It is an accepted wisdom of the custody business that size matters. Ask the biggest players why they are big, and they will tell you that, in a market as tough as theirs, you need size to generate economies of scale. When the product becomes a commodity, you have to sell a lot of it to survive.
Talk to a smaller player, however, and the story is very different. Nowadays, any custodian with less than $2trn in assets is classified as small. These players are often dismissed as niche providers, serving only one client segment or operating primarily in their home market. But they all have rather a good story to tell, and the lumbering giants of the business would do well to learn some lessons from them.
Consider, first, the evidence from industry surveys. The results of this year’s annual global custody survey from R&M Consultants show how important it is not to be big. Pictet topped the overall league table for client satisfaction, with Royal Trust in second place and Brown Brothers Harriman third. None has even $1trn in assets. Northern Trust, in fourth place, has $1.5trn under custody.
It’s not as if this is the first time the smaller custodians have won. Pictet, for example, has topped the R&M survey in five out of the seven years it has been running. In fact, it is very rare to find a client survey where a big player does win. Naturally, the larger custodians explain this away by saying that, the more clients you have, the more likely you are to get some poor scores to pull down the average. They will also tell you that they don’t often compete against the specialist players, and that their scores should therefore be compared with their peer group.
It is certainly true that the world’s largest global custodians have very little to choose between them, according to the R&M survey – only 0.17 of a point separates fifth from ninth place. It is also fair to say that, for the very largest global mandates, these big boys will normally dominate the shortlist at the expense of the specialists. But does that mean that their clients should expect to get a lower level of service? Can nothing be done to improve the situation?
Happily, it looks as if the largest custodians are finally waking up to the fact that survey winners do not get high ratings because they are small – they get them because they are focused. They specialise in securities processing, and do not try to cross-sell hundreds of different products. It is this focus that differentiates their service delivery, and leads to higher returns.

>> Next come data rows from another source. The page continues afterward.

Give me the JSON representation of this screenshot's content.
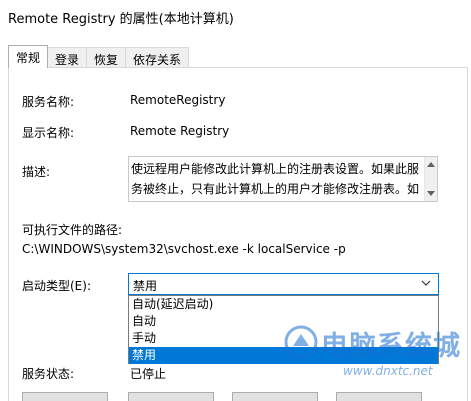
{
  "window": {
    "title": "Remote Registry 的属性(本地计算机)"
  },
  "tabs": [
    {
      "label": "常规",
      "active": true
    },
    {
      "label": "登录",
      "active": false
    },
    {
      "label": "恢复",
      "active": false
    },
    {
      "label": "依存关系",
      "active": false
    }
  ],
  "general": {
    "service_name_label": "服务名称:",
    "service_name_value": "RemoteRegistry",
    "display_name_label": "显示名称:",
    "display_name_value": "Remote Registry",
    "description_label": "描述:",
    "description_value": "使远程用户能修改此计算机上的注册表设置。如果此服务被终止，只有此计算机上的用户才能修改注册表。如",
    "exec_path_label": "可执行文件的路径:",
    "exec_path_value": "C:\\WINDOWS\\system32\\svchost.exe -k localService -p",
    "startup_type_label": "启动类型(E):",
    "startup_type_value": "禁用",
    "startup_options": [
      "自动(延迟启动)",
      "自动",
      "手动",
      "禁用"
    ],
    "selected_option": "禁用",
    "service_status_label": "服务状态:",
    "service_status_value": "已停止"
  },
  "watermark": {
    "text": "电脑系统城",
    "url": "www.dnxtc.net"
  },
  "colors": {
    "accent": "#0078d7",
    "watermark": "#1a6fd0"
  }
}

Focus is the key word on everyone’s lips at the moment. Custodians appreciate that they must convince their clients of their total commitment to the business through action rather than words – better service and better products. One wise custody director deals with the commitment question by answering it with another question: ‘What do you, the client, see when you look at the way we do business?’ Perception lies in the eyes of the beholder. Survey results suggest that the perception of too many big custodians is one of inadequate service.